Jurij, Wladimir, Alexandr und Wiktor sind einen weiten Weg gefahren: 22 Stunden haben die Bergarbeiter aus der Siedlung Talowyi im Süden Rußlands für die 1000 Eisenbahnkilometer nach Moskau gebraucht.

Nun stehen die vier mit 800 weiteren Kumpels aus allen großen Bergbauregionen Rußlands den dritten Tag vor dem Weißen Haus in Moskau und schlagen mit ihren Helmen auf den eisigen Boden. Sie wollen endlich ihren Lohn. "Seit Oktober haben wir kein Geld mehr bekommen", schimpft Jurij Popow. "Ich bin jeden Tag zehn Stunden im Schacht und kann mir nicht einmal mehr Fleisch leisten."

Die Kumpel sind nicht die einzigen, die seit Monaten auf ihre Löhne warten: In St. Petersburg sind vergangene Woche Gewerkschaftsvertreter von sechzehn Hochschulen in den Hungerstreik getreten, weil sie seit zwei Monaten kein Gehalt mehr bekommen hatten. Die Bajkal-Amur-Magistrale - eine Eisenbahnstrecke, die die Bajkal-Region mit dem Fernen Osten verbindet - wird derzeit nicht weitergebaut, da die Arbeiter in der Einöde von der Regierung in Moskau offensichtlich vergessen worden sind. Auch der Lada-Produzent AwtoWas, den Wladimir Kadannikow bis zu seiner Ernennung zum stellvertretenden Premierminister in der vergangenen Woche geleitet hat, kann seit November nicht mehr die Löhne auszahlen.

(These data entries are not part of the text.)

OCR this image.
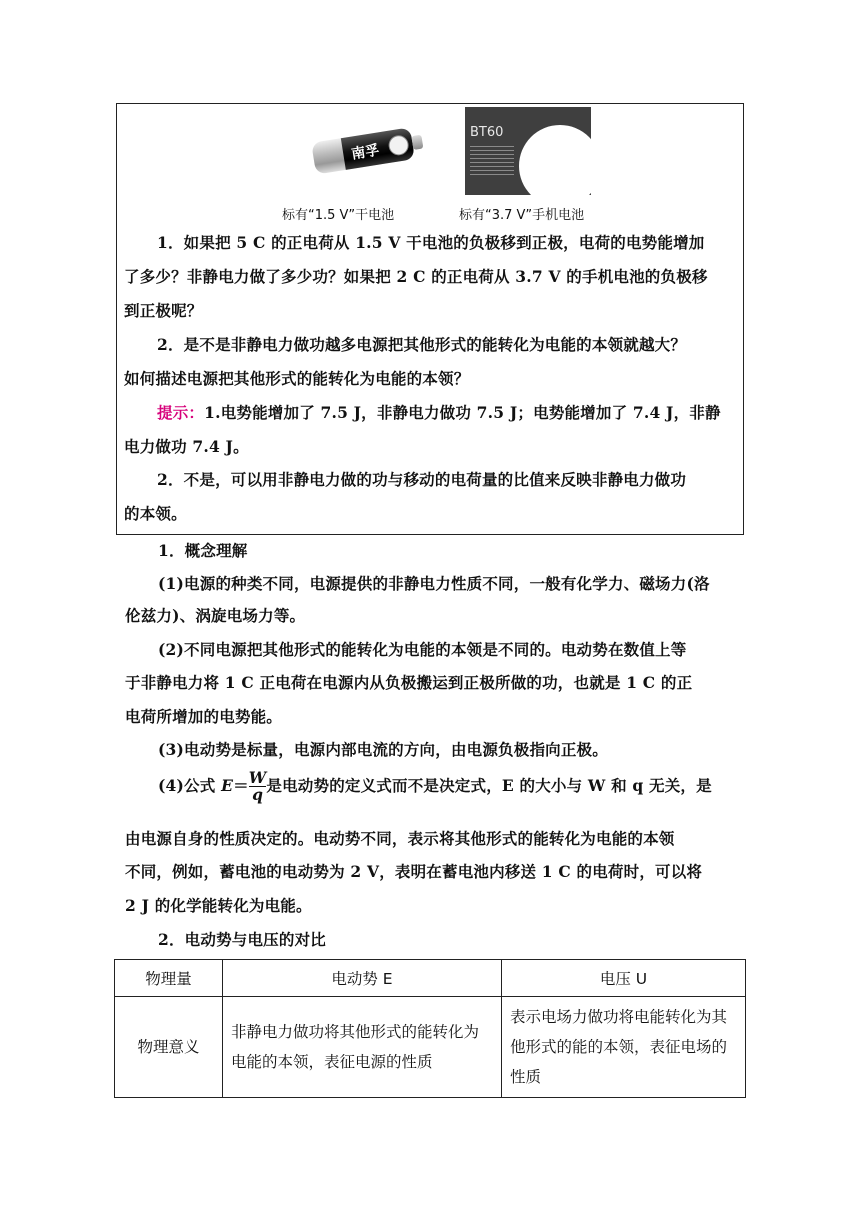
南孚
BT60
标有“1.5 V”干电池	标有“3.7 V”手机电池
1．如果把 5 C 的正电荷从 1.5 V 干电池的负极移到正极，电荷的电势能增加
了多少？非静电力做了多少功？如果把 2 C 的正电荷从 3.7 V 的手机电池的负极移
到正极呢？
2．是不是非静电力做功越多电源把其他形式的能转化为电能的本领就越大？
如何描述电源把其他形式的能转化为电能的本领？
提示：1.电势能增加了 7.5 J，非静电力做功 7.5 J；电势能增加了 7.4 J，非静
电力做功 7.4 J。
2．不是，可以用非静电力做的功与移动的电荷量的比值来反映非静电力做功
的本领。
1．概念理解
(1)电源的种类不同，电源提供的非静电力性质不同，一般有化学力、磁场力(洛
伦兹力)、涡旋电场力等。
(2)不同电源把其他形式的能转化为电能的本领是不同的。电动势在数值上等
于非静电力将 1 C 正电荷在电源内从负极搬运到正极所做的功，也就是 1 C 的正
电荷所增加的电势能。
(3)电动势是标量，电源内部电流的方向，由电源负极指向正极。
(4)公式 $E= \frac{W}{q}$ 是电动势的定义式而不是决定式，E 的大小与 W 和 q 无关，是
由电源自身的性质决定的。电动势不同，表示将其他形式的能转化为电能的本领
不同，例如，蓄电池的电动势为 2 V，表明在蓄电池内移送 1 C 的电荷时，可以将
2 J 的化学能转化为电能。
2．电动势与电压的对比
物理量	电动势 E	电压 U
物理意义	非静电力做功将其他形式的能转化为电能的本领，表征电源的性质	表示电场力做功将电能转化为其他形式的能的本领，表征电场的性质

Daß Arbeiter und Angestellte in Rußland auf ihr Geld warten müssen, ist nichts Neues. Bereits zu Gorbatschows Zeiten kam es vor, daß der Staat sich vor der Arbeiterklasse zahlungsunfähig erklärte.

Seit der Preisfreigabe im Januar 1992 ist die Schuldenkrise in Rußlands Wirtschaft jedoch chronisch geworden. Im vergangenen Jahr haben selbst Minister zeitweise kein Gehalt bekommen.

Angesichts der katastrophalen Zahlungsmoral von Staat und Unternehmen scheint es erstaunlich, daß sich in Rußland nicht längst die Mehrheit der Beschäftigten im kollektiven Dauerstreik befindet. Doch die meisten Russen haben sich den neuen Verhältnissen angepaßt - und notgedrungen eine oder mehrere inoffizielle Einnahmequellen aufgetan.

Nach einer Erhebung des Staatlichen Statistikkomitees (Goskomstat) ist der Anteil von Löhnen und Gehältern am Bruttosozialprodukt von 1992 bis 1995 ständig gefallen: von rund siebzig Prozent auf inzwischen nicht einmal mehr vierzig Prozent. Den größten Anteil des Einkommens machen mittlerweile die sogenannten "Einnahmen aus Eigentum und unternehmerischer Tätigkeit aus".